January’s trade deficit shrunk $8.7 billion to $51.1 billion, recovering from December’s unexpectedly large $59.8 billion deficit to return close to November’s $49.3 billion value. Goods imports fell $6.5 billion to $210.7, with significant drops for capital goods (-$3 billion) and crude oil (-$1.4 billion), while goods exports increased +$1.8 billion to $137.4 billion, with a drop in civilian aircraft exports (-$1.3 billion) taking away from increases for foods (+$1.3 billion) and automobiles (+$1.2 billion). Service exports edged up +$0.2 billion to $70.0 billion while imports fell -$0.3 billion to $47.8 billion. The deficit with China decreased -$5.5 billion primarily due to a -$5.7 billion drop in Chinese imports, while a -$5.8 billion drop in Canadian imports flipped a -$0.7 billion deficit to a +$1.4 billion surplus.

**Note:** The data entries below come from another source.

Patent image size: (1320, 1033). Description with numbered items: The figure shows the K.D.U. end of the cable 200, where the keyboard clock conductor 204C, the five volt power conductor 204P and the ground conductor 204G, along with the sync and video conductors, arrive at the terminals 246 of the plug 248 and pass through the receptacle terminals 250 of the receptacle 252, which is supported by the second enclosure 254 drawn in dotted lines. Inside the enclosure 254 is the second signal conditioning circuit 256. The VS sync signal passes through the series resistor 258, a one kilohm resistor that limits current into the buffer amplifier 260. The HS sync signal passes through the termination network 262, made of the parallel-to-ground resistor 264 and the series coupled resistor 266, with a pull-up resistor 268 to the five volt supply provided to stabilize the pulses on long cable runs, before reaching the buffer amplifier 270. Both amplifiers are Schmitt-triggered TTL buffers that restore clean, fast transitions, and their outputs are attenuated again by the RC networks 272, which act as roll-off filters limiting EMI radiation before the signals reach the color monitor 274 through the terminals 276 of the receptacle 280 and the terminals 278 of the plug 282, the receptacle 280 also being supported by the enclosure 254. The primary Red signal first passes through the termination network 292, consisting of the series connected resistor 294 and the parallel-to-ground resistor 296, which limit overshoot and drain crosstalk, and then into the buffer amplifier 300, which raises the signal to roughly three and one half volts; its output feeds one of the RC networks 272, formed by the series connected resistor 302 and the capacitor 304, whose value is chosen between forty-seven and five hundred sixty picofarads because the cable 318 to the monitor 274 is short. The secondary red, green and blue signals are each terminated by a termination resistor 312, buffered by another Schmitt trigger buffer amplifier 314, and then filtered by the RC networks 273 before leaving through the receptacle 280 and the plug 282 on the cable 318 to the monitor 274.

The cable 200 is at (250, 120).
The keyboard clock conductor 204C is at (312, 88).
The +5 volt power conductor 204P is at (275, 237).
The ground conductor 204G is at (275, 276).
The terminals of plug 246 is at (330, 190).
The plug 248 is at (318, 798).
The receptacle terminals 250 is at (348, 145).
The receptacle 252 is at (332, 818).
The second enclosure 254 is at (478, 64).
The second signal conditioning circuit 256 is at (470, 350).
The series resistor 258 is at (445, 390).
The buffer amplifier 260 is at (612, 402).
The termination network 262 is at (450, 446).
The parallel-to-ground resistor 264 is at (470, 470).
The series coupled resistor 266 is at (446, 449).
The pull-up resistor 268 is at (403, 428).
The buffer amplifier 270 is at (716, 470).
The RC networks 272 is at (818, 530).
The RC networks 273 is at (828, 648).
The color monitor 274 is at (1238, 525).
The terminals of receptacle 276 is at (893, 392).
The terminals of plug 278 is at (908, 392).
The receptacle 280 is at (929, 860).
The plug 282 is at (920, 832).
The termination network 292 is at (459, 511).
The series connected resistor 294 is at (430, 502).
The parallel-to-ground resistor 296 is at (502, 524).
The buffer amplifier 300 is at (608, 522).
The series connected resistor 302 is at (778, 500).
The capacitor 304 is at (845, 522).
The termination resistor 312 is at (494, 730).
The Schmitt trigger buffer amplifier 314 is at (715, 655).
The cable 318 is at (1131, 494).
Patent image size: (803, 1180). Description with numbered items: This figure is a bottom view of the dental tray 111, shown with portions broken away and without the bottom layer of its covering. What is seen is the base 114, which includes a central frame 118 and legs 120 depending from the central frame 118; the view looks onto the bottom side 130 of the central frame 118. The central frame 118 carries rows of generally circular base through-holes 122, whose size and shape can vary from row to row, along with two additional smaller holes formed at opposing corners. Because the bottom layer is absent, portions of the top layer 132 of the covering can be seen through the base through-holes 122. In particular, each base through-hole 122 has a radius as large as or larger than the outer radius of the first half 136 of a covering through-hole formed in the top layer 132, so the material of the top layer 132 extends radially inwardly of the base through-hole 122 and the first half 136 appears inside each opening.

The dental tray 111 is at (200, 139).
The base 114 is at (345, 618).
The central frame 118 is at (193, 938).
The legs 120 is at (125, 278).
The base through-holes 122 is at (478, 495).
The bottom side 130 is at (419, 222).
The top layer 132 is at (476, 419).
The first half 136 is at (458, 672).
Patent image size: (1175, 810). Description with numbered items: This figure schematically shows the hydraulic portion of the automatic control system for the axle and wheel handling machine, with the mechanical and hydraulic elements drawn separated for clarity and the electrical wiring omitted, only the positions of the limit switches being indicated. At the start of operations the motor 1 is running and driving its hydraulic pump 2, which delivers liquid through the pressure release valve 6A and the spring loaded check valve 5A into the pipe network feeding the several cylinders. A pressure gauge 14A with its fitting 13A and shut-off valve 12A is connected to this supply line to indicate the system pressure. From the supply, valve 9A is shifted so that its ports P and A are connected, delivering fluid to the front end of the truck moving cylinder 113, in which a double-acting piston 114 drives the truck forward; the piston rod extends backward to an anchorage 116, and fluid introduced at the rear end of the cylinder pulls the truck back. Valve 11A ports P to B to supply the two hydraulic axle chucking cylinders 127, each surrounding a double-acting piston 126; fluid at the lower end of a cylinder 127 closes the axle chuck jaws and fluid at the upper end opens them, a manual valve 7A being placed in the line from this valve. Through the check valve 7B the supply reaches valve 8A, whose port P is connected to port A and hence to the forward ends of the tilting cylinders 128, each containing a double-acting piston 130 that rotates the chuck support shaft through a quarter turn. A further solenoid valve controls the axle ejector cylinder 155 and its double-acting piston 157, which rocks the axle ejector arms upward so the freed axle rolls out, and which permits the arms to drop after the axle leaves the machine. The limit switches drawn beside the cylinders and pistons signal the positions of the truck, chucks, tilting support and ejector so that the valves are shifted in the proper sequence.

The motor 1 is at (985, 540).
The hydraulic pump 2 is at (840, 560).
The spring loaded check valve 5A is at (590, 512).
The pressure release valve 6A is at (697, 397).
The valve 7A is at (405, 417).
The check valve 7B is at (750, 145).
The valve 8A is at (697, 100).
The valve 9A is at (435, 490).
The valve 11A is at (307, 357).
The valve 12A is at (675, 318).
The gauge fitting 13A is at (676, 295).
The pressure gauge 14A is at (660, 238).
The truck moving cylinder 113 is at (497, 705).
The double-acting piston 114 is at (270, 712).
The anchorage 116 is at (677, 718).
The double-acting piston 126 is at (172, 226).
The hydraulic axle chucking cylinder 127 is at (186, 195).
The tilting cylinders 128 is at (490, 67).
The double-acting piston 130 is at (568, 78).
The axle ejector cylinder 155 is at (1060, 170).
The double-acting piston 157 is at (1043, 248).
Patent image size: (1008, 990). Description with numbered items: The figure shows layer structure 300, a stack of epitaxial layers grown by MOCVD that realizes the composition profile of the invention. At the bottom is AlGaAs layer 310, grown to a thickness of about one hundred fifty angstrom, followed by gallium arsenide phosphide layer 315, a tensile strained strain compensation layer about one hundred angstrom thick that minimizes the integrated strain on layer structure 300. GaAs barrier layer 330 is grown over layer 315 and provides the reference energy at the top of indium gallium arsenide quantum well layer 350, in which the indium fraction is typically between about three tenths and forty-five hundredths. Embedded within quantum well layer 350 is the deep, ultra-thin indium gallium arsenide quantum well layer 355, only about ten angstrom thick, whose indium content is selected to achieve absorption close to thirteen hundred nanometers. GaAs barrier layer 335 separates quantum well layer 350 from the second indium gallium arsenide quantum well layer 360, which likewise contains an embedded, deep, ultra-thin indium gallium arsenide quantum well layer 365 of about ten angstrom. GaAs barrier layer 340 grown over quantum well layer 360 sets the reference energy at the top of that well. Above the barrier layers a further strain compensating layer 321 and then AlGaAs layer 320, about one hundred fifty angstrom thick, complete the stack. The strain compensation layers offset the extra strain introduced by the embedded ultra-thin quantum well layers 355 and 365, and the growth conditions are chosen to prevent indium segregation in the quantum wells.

The final estimate of 2018 Q4 GDP was revised downward from 2.6% to 2.2%, bringing 2018 yearly GDP to 2.9% compared to 2.2% for 2017. The downward revisions for the quarter were primarily due to lowered estimates for consumer spending, government spending, and nonresidential fixed investments. The acceleration of yearly GDP from 2017 to 2018 was based on yearly increases in nonresidential fixed investment, private inventories, government spending, exports, and consumer spending, with offsets from a downturn in residential investment, which has been negative for every quarter of 2018. The report also included corporate profits, which listed yearly pre-tax profits up +7.4% to $2.311 trillion, and after tax profits up +14.3% with corporate taxes falling -29% to $234.7 billion.
After tax disposable personal income dropped -0.2% in January as a result of decreases in dividend income, farm income and interest income, but rebounded +0.2% in February primarily due to increases in wages and proprietors’ income. Outlays for financial services and insurance helped push January’s spending on services up by +$20.8 billion, but a drop in new motor vehicle purchases led goods spending to a -$7.7 billion drop, limiting the overall increase to +$15.6 billion (+0.1%), while the personal savings rate slipped down from 7.7% to 7.5%. Overall prices dropped -0.1% for the month, but core prices, which exclude food and energy were up +0.1%. On a yearly basis, prices were up +1.4%, and yearly core inflation was +1.8%, dropping below the Federal Reserve’s +2.0% target.